In “Description of Functional Symptoms,” the authors explain that, as of 1996, there was a lack of information about the functional symptom groups that are associated with pelvic organ prolapse. The authors infer that those functional symptom groups, including urinary, bowel, sexual, and other local symptoms, resulted in varying symptoms that impacted the quality of life for women to differing degrees. Urinary symptoms related to pelvic organ prolapse include stress incontinence, increased urinary frequency, urgency, and weak urinary stream. Bowel symptoms associated with prolapse include incontinence of stool, urgency, discomfort during defecation, and protrusion of the rectum during or after defecation. Incontinence is when a woman is unable to control the muscles involved in urination or defecation, resulting in an involuntary leakage of urine or feces. Bump and colleagues mention that more research is needed to understand the relationship between pelvic organ prolapse and sexual function, noting that variables of interest include the woman’s frequency of sex, satisfaction with sex, and changes in her orgasmic response. The authors conclude that at the time of publication, there was a lack of definitive research connecting the presence of a bulge, or tissue outside of the woman’s vagina, induced by a prolapse with specific symptoms.

The article by Bump and colleagues was the final draft of the proposal by the Subcommittee on Pelvic Organ Prolapse and Pelvic Floor Dysfunction of standardization terminology. During the committee’s initial meeting, in 1993, the authors drafted an initial document, which they called the standardization document. In that document, they called for the design of a system that described the anatomical position of pelvic organ prolapse in women. In 1994 and 1995, they distributed a later draft to members of the International Continence Society, the American Urogynecologic Society, and the Society of Gynecologic Surgeons. The authors state that they distributed the document so that the members of those societies could review and test the system in practice. After the trial period of one year, they composed a final draft, integrating the revisions suggested by the societies’ members. In October 1995, the International Continence Society adopted the general parameters and suggestions found in the authors’ system. The American Urogynecologic Society followed in January 1996, and the Society of Gynecologic Surgeons in March 1996.

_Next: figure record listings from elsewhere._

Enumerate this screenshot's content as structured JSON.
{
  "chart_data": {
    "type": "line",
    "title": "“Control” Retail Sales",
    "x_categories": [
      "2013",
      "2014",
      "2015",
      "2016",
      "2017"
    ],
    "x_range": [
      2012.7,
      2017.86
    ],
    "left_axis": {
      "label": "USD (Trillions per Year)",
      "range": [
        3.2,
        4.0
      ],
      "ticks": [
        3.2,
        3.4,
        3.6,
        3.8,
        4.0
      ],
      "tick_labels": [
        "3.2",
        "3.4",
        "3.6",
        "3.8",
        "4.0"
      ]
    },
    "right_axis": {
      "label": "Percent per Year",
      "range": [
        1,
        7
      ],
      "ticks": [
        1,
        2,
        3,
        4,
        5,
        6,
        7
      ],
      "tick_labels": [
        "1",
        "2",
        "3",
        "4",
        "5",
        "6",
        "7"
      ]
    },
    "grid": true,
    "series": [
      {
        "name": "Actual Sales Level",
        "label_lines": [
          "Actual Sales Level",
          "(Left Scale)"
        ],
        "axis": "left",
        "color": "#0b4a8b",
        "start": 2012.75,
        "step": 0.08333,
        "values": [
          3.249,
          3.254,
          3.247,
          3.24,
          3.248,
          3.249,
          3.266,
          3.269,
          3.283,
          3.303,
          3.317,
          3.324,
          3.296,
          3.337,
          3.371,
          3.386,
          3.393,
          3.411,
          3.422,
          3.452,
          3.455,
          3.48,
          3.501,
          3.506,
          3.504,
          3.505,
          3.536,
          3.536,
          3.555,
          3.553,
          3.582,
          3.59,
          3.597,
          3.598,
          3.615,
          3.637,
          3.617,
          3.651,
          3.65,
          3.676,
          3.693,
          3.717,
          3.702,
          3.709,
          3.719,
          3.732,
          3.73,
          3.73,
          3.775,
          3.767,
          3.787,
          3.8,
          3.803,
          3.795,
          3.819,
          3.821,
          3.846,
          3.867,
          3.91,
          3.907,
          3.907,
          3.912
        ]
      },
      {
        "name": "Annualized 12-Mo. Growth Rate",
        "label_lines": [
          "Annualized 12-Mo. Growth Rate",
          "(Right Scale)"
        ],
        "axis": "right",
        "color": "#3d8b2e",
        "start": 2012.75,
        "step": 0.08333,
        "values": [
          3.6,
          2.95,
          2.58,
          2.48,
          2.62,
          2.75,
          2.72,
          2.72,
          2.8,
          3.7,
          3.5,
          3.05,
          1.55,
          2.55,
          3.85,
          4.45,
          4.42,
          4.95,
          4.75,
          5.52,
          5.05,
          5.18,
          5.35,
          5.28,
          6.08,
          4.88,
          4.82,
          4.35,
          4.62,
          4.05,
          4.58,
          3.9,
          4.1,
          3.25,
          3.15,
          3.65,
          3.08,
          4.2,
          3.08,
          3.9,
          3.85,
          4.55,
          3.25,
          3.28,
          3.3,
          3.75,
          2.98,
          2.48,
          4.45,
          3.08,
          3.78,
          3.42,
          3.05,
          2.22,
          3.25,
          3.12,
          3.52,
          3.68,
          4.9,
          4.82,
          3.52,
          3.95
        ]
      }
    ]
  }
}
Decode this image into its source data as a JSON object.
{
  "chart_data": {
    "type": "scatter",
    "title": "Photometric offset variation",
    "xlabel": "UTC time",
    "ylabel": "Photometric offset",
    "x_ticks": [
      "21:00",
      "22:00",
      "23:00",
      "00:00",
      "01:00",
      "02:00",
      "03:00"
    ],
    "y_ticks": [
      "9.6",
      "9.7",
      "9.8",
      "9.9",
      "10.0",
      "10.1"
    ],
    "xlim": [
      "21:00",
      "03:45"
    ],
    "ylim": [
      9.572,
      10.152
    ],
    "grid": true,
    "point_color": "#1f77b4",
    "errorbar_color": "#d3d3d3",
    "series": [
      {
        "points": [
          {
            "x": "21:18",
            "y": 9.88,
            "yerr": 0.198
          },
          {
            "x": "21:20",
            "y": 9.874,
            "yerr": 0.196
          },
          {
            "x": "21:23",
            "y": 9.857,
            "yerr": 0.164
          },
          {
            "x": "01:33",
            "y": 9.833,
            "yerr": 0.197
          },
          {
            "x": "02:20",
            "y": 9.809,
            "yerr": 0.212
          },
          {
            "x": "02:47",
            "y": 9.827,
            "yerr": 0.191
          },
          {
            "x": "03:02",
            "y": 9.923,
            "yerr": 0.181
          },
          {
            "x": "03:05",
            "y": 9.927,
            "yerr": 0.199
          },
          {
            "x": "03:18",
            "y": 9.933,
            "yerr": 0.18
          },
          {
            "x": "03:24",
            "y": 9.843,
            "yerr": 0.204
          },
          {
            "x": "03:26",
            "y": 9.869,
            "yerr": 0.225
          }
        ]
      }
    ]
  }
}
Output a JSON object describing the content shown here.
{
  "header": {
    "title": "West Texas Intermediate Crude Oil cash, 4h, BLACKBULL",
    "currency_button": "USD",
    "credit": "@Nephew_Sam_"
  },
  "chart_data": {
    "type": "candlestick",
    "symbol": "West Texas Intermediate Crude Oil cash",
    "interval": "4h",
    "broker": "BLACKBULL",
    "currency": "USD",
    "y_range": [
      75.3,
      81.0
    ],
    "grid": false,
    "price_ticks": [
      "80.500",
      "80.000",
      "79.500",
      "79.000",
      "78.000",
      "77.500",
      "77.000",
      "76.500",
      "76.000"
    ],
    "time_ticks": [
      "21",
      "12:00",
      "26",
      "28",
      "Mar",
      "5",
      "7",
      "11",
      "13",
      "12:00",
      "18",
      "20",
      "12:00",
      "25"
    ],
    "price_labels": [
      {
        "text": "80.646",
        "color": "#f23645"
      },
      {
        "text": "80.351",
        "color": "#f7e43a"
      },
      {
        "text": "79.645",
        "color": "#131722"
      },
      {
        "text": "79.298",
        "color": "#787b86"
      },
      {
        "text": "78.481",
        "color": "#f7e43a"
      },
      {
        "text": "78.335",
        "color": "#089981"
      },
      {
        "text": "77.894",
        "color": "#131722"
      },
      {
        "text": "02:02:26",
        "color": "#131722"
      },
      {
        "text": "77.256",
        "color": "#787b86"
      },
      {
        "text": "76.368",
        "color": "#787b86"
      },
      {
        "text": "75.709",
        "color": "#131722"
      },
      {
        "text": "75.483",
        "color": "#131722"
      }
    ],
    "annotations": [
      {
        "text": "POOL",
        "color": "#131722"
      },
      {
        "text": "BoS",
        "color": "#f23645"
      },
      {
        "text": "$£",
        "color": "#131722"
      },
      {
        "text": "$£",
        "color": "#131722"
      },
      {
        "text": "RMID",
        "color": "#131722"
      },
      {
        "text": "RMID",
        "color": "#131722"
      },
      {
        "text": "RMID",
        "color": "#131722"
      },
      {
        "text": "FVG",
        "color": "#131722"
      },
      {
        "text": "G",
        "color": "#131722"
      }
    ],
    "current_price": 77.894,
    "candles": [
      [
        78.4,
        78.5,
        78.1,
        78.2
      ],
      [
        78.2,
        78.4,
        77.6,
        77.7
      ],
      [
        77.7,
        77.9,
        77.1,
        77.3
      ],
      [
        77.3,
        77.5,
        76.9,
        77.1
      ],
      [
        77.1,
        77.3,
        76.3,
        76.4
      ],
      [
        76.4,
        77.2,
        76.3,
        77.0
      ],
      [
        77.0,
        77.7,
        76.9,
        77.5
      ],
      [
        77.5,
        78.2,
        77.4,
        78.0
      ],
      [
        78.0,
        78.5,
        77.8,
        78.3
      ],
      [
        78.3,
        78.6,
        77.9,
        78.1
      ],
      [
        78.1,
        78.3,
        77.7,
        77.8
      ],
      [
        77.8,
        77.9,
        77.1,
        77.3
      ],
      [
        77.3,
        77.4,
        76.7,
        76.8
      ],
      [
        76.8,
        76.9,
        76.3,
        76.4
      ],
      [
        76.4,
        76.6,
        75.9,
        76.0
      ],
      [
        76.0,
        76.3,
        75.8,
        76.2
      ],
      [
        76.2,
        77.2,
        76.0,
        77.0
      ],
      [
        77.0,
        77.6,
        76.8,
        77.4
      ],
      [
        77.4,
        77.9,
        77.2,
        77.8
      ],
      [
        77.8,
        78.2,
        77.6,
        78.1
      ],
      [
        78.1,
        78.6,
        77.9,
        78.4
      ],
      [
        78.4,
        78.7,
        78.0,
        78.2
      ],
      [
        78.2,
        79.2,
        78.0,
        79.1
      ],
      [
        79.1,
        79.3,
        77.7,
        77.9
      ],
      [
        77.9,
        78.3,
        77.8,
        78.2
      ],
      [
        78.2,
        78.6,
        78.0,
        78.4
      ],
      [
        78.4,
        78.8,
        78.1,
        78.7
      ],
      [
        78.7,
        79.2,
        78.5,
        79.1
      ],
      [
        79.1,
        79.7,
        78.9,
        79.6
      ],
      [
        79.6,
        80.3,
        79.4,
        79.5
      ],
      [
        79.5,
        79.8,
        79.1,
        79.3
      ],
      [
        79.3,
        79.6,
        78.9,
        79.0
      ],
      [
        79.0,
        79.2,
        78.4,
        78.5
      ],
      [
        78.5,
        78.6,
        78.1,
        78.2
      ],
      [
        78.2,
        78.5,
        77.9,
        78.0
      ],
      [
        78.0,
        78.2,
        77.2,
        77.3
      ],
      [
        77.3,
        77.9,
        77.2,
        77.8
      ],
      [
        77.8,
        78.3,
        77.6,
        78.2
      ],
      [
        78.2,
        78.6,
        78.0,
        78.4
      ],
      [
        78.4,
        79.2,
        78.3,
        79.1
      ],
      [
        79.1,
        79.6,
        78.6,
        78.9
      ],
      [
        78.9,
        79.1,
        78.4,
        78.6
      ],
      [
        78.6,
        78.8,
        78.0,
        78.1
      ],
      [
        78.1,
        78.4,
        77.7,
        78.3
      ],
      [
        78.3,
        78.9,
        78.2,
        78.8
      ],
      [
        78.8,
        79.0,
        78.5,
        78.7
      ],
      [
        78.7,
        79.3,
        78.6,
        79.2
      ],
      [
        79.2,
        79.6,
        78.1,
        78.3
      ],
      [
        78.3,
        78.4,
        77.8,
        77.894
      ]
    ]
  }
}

“The Standardization of Terminology of Female Pelvic Organ Prolapse and Pelvic Floor Dysfunction” by Bump and colleagues, was one of the first documents to call for a system of standardized terminology among physicians to describe pelvic organ prolapse in women. They indicated their system would increase the reproducibility and reliability of research pertaining to pelvic organ prolapse. A more unanimous system of terminology and observations enable physicians to make more consistent diagnoses and, therefore, improve the comparisons of results and strategies between institutions and medical practices around the world.